Talvez por isso, o site da PR demorou a registar um lacónico texto:

«Presidente da República lamenta a morte do Coronel João Varela Gomes

O Presidente da República apresenta à Família do Senhor Coronel João Varela Gomes condolências invocando a sua militância cívica, em particular, a sua consistente luta contra a ditadura constitucionalizada antes do 25 de abril de 1974. 28.02.2018» [sic]

Quando um PR, plantador de afetos, apiedado de um sem-abrigo falecido em Londres, põe as televisões a falar do infausto acontecimento, durante uma semana, e esquece um dos mais destacados antifascistas, o país desconfia que é seletiva a comoção, está ao serviço de uma agenda a solidariedade e são mercadoria os sentimentos.

Depois, não admira que um pigmeu da ética e da cultura, em comissão de serviço como diretor do DN, Paulo Baldaia, se esqueça da notícia do passamento de Varela Gomes na edição impressa.
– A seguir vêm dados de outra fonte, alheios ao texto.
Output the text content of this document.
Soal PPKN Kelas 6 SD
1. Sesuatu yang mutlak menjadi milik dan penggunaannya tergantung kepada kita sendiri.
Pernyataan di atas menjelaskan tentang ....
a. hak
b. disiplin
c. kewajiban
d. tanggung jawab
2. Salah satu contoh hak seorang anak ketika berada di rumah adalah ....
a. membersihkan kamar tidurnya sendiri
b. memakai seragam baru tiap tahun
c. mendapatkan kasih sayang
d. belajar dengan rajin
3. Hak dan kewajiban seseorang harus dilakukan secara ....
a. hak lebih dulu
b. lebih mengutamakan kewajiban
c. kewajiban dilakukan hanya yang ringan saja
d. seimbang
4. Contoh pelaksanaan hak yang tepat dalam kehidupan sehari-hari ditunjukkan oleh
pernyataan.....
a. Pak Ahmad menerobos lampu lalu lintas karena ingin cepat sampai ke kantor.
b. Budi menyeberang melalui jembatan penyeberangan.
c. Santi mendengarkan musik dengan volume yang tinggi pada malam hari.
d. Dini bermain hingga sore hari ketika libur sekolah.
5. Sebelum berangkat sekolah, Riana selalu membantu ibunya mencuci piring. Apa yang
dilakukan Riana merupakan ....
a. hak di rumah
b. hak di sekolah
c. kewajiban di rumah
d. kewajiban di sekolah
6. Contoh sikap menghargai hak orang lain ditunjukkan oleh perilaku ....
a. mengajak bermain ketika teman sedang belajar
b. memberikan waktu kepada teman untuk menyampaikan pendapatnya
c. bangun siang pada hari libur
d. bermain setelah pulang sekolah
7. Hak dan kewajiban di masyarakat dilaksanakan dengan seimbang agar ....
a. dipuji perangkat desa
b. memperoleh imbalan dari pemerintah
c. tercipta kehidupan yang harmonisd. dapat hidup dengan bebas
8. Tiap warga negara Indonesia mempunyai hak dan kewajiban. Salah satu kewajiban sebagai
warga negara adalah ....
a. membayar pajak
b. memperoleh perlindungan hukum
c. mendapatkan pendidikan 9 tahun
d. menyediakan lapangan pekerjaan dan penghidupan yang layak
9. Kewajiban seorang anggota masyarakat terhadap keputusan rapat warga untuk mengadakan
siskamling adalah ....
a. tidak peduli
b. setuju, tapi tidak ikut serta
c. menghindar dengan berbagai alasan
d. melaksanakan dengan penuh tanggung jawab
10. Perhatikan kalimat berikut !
Isto é, aparece na necrologia, pág. 28, através da agência funerária.

Foi ontem cremado, às 14H00, no cemitério do Alto de S. João.

Urge lembrar o eco, na imprensa estrangeira, em 1964, do discurso de Varela Gomes contra a ditadura, no julgamento do tribunal plenário, quando disse a frase: “Outros triunfem onde nós fomos vencidos” para salvar a “Pátria bem-amada”.

Ah!... já sei, era comunista.

Aqui fica a homenagem de um social-democrata que não ignora o primeiro capitão de Abril, com 13 anos de antecedência.

E foi a Associação 25 de Abril que comunicou a sua morte aos sócios e testemunhou a mágoa de tão grande perda.

Comentários

e-pá! disse…
Intrigante - vinda donde vem e dos pergaminhos professorais que ostenta - a expressão "a ditadura constitucionalizada antes do 25 de abril de 1974".
Não seria mais exacto - e não sou entendido em direito constitucional - dizer 'a ditadura ardilosamente plebiscitada antes do 25 de abril'?

Será que se pretende fazer passar a ideia que o Cor. Varela Gomes se rebelou contra um regime constitucional que, numa possível interpretação da nota presidencial, teria legitimado a ditadura?
Ou melhor, o vergonhoso plebiscito levado a efeito em 1933 foi um embuste para conferir poderes ao ditador ou um acto democrático?
Certo e 'politicamente correto' seria a PR não alimentar estes equívocos.

Quer os expressivos e diletantes afectos, quer os subterrâneos desafectos (visíveis na presente nota da PR) não deviam provocar aos portugueses e portuguesas, estranhezas ou levantar interrogações.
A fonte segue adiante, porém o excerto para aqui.